From 9858f29524bc33f455574403cfd0ef4c4af15002 Mon Sep 17 00:00:00 2001
From: Vivek Khandelwal <vivekkhandelwal1424@gmail.com>
Date: Tue, 31 Oct 2023 23:38:16 -0700
Subject: [PATCH] Fix result dtype conversion in QuantLinear.forward()

Fixes: https://github.com/PanQiWei/AutoGPTQ/pull/385#discussion_r1378237609

Signed-Off By: Vivek Khandelwal <vivek@nod-labs.com>
---
 auto_gptq/nn_modules/qlinear/qlinear_cuda.py     | 4 ++--
 auto_gptq/nn_modules/qlinear/qlinear_cuda_old.py | 4 ++--
 2 files changed, 4 insertions(+), 4 deletions(-)
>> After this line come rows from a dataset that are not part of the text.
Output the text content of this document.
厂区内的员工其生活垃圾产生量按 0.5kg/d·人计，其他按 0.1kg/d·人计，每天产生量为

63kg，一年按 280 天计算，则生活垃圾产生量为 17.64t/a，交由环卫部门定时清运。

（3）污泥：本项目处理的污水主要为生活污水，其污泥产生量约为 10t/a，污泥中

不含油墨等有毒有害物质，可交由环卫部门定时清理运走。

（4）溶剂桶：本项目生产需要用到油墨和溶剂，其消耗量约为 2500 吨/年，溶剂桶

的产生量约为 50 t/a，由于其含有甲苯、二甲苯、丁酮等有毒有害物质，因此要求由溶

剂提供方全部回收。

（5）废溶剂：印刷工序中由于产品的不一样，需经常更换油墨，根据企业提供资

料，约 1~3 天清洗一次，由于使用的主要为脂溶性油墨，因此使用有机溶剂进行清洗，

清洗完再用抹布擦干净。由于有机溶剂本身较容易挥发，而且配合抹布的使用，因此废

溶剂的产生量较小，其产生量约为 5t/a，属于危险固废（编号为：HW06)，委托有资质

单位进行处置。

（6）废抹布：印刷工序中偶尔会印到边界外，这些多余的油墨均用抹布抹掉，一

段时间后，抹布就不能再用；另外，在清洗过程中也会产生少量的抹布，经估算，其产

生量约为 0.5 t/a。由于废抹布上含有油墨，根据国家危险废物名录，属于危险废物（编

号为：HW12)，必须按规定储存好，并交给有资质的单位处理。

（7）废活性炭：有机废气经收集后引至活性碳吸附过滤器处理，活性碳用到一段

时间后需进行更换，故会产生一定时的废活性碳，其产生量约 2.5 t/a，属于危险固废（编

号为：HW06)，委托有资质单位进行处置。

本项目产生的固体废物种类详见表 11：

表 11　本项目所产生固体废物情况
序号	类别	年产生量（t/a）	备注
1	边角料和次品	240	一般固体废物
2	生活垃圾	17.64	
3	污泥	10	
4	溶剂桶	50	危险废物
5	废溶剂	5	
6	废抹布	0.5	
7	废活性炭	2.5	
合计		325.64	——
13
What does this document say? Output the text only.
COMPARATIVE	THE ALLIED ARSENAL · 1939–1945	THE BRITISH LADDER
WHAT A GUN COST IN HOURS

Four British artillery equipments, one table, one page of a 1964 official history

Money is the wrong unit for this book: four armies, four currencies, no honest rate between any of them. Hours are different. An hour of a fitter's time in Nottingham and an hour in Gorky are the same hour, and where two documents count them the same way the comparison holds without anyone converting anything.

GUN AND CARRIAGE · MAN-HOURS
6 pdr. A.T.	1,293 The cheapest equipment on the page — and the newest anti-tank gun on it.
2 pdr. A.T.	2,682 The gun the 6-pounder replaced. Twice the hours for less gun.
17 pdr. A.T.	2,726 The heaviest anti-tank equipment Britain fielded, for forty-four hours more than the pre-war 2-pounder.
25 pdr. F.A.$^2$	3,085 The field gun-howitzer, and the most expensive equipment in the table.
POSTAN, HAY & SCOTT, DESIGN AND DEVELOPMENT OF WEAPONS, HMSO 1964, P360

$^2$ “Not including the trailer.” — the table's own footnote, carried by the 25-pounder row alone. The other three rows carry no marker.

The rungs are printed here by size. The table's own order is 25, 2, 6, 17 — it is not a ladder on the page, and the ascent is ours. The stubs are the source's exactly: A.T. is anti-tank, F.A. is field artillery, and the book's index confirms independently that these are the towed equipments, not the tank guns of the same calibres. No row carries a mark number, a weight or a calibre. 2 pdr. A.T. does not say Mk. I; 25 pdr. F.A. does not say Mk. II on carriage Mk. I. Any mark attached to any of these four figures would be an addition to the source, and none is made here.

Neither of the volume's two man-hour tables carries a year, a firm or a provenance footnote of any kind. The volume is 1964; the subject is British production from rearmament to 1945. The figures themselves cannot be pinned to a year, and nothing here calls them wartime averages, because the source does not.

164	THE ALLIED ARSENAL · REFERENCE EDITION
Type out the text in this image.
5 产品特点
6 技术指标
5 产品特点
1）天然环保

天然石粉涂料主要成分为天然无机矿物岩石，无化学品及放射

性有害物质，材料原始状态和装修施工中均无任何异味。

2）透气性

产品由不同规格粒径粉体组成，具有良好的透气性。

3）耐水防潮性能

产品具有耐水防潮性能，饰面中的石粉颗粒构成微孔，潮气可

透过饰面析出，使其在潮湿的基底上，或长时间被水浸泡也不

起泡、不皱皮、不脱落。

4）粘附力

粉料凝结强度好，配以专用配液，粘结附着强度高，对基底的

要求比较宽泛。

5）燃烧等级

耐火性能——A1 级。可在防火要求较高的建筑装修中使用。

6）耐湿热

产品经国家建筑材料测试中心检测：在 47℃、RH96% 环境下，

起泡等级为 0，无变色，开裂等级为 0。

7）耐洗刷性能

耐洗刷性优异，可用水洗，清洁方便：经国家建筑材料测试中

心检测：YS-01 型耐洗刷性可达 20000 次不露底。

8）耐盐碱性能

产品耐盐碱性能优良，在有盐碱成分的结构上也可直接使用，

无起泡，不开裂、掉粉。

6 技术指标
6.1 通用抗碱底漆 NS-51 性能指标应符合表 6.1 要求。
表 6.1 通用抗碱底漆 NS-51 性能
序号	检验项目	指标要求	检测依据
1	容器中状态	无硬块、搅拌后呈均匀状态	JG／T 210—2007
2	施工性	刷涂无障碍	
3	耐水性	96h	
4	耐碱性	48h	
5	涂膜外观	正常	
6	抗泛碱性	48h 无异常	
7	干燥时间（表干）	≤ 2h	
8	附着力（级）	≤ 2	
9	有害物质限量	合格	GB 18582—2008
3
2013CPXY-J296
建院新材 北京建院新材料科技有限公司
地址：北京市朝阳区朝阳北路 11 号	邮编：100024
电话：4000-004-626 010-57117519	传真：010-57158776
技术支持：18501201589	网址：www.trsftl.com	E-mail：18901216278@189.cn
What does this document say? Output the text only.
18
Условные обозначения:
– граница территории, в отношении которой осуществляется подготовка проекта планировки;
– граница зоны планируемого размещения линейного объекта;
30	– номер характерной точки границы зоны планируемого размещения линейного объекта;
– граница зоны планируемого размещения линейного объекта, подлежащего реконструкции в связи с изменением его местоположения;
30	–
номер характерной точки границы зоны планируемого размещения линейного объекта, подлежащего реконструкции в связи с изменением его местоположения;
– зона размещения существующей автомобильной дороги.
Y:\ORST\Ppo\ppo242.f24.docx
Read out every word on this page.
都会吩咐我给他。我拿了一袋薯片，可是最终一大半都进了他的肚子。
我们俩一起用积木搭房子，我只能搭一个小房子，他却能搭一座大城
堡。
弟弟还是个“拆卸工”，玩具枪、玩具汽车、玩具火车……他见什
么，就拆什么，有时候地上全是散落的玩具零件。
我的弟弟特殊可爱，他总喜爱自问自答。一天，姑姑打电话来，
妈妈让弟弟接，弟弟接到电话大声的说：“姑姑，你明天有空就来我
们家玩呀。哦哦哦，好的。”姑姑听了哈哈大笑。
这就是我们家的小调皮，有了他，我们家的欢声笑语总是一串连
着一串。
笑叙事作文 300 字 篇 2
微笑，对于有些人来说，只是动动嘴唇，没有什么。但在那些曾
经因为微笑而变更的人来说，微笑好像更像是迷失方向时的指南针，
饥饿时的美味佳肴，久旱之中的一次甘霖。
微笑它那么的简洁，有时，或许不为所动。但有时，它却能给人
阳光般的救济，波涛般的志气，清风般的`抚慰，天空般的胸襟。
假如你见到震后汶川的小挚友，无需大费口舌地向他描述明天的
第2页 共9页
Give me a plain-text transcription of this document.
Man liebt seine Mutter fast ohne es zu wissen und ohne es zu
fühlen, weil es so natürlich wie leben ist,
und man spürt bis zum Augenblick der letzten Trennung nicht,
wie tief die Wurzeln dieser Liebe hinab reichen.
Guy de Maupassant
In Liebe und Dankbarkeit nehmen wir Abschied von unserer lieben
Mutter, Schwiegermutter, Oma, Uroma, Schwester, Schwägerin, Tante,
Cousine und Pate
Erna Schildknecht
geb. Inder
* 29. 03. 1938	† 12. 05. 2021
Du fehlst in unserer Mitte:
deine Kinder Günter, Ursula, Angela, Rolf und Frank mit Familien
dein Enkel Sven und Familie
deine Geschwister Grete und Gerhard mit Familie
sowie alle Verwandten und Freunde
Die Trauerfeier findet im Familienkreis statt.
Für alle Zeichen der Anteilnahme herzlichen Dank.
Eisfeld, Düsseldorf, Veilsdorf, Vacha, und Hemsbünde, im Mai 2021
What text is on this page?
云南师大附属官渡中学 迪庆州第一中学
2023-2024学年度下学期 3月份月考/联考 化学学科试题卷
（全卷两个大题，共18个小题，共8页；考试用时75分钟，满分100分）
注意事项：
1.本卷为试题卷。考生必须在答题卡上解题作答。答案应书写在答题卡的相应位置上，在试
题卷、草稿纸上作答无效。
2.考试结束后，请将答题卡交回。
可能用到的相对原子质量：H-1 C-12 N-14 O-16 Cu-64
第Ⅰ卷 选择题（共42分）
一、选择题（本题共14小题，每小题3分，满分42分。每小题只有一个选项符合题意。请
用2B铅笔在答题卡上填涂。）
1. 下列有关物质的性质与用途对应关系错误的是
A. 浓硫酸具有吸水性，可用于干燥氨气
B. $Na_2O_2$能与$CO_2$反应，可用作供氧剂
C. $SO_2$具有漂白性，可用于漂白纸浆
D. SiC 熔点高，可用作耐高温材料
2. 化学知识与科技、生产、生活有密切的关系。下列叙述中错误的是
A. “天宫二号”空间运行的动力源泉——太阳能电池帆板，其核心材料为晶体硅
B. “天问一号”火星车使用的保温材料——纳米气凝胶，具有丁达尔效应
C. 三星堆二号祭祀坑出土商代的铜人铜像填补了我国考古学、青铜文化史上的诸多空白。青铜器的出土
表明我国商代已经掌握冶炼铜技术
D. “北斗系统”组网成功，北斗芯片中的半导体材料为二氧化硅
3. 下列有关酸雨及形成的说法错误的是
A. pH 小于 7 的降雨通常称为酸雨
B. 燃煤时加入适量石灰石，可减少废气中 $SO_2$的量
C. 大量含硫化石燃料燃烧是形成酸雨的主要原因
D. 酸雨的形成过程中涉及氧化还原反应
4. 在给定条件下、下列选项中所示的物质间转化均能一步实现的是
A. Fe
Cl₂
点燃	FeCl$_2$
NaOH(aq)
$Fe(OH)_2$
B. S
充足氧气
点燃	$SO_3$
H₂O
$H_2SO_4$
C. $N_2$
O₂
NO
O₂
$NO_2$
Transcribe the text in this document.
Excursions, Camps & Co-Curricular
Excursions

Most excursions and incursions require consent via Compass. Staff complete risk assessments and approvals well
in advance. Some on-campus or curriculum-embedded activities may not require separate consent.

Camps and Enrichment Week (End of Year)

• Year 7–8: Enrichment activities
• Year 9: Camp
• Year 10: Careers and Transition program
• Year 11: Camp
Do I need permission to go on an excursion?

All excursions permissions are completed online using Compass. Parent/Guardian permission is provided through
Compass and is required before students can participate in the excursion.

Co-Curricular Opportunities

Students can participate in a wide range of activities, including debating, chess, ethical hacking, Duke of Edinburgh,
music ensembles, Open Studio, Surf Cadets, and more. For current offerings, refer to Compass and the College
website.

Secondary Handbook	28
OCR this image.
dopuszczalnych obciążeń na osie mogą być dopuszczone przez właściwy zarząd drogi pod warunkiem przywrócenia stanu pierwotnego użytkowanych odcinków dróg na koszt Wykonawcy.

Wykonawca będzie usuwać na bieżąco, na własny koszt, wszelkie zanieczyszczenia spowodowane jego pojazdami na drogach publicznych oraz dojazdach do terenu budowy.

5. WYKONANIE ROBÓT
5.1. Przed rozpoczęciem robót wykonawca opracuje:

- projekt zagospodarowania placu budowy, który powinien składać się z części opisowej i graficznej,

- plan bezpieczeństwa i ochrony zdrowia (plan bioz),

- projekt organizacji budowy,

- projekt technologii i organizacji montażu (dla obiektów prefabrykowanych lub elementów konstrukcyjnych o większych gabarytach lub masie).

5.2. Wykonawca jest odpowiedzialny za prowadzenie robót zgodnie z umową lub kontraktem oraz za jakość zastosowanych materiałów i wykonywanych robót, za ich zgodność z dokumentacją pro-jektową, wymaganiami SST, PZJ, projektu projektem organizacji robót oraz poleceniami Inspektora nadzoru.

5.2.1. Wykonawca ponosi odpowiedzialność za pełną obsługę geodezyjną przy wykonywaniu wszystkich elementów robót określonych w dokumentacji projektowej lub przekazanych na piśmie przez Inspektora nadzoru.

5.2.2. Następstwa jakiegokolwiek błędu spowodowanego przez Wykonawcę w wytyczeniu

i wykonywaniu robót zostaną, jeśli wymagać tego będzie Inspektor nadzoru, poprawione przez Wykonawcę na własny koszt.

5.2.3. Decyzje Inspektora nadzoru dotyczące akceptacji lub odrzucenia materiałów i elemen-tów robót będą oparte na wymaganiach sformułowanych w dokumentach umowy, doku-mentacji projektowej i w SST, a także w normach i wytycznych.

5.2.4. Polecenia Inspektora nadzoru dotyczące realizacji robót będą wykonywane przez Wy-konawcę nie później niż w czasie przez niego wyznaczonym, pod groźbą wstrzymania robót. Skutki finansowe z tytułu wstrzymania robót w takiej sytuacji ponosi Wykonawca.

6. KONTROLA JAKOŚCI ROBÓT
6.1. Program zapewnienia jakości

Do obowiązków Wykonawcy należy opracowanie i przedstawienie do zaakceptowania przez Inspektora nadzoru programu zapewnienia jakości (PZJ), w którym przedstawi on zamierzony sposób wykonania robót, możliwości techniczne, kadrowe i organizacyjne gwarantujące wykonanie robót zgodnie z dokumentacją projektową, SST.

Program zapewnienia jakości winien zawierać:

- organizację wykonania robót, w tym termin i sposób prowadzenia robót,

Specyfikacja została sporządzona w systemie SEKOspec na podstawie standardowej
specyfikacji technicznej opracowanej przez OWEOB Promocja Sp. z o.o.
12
diff --git a/auto_gptq/nn_modules/qlinear/qlinear_cuda.py b/auto_gptq/nn_modules/qlinear/qlinear_cuda.py
index 95169cfd..09203d3c 100644
--- a/auto_gptq/nn_modules/qlinear/qlinear_cuda.py
+++ b/auto_gptq/nn_modules/qlinear/qlinear_cuda.py
@@ -268,8 +268,8 @@ def forward(self, x: torch.Tensor):
                     g_idx_i = self.g_idx[i*num_dim:(i+1)*num_dim]
                     weights.append(scale_i[g_idx_i.long()] * (weight_i - zeros_i[g_idx_i.long()]))
                 weights = torch.cat(weights,dim=1)
-            out = torch.matmul(x, weights)
-        out = out.to(dtype=weights.dtype).reshape(out_shape)
+            out = torch.matmul(x, weights).to(dtype=weights.dtype)
+        out = out.reshape(out_shape)
         out = out + self.bias if self.bias is not None else out
         return out
 
diff --git a/auto_gptq/nn_modules/qlinear/qlinear_cuda_old.py b/auto_gptq/nn_modules/qlinear/qlinear_cuda_old.py
index 25299bbf..81645cfc 100644
--- a/auto_gptq/nn_modules/qlinear/qlinear_cuda_old.py
+++ b/auto_gptq/nn_modules/qlinear/qlinear_cuda_old.py
@@ -268,8 +268,8 @@ def forward(self, x):
             weight = (scales * (weight - zeros))
             weight = weight.reshape(weight.shape[0] * weight.shape[1], weight.shape[2])
 
-            out = torch.matmul(x, weight)
-        out = out.to(dtype=weight.dtype).reshape(out_shape)
+            out = torch.matmul(x, weight).to(dtype=weight.dtype)
+        out = out.reshape(out_shape)
         out = out + self.bias if self.bias is not None else out
         return out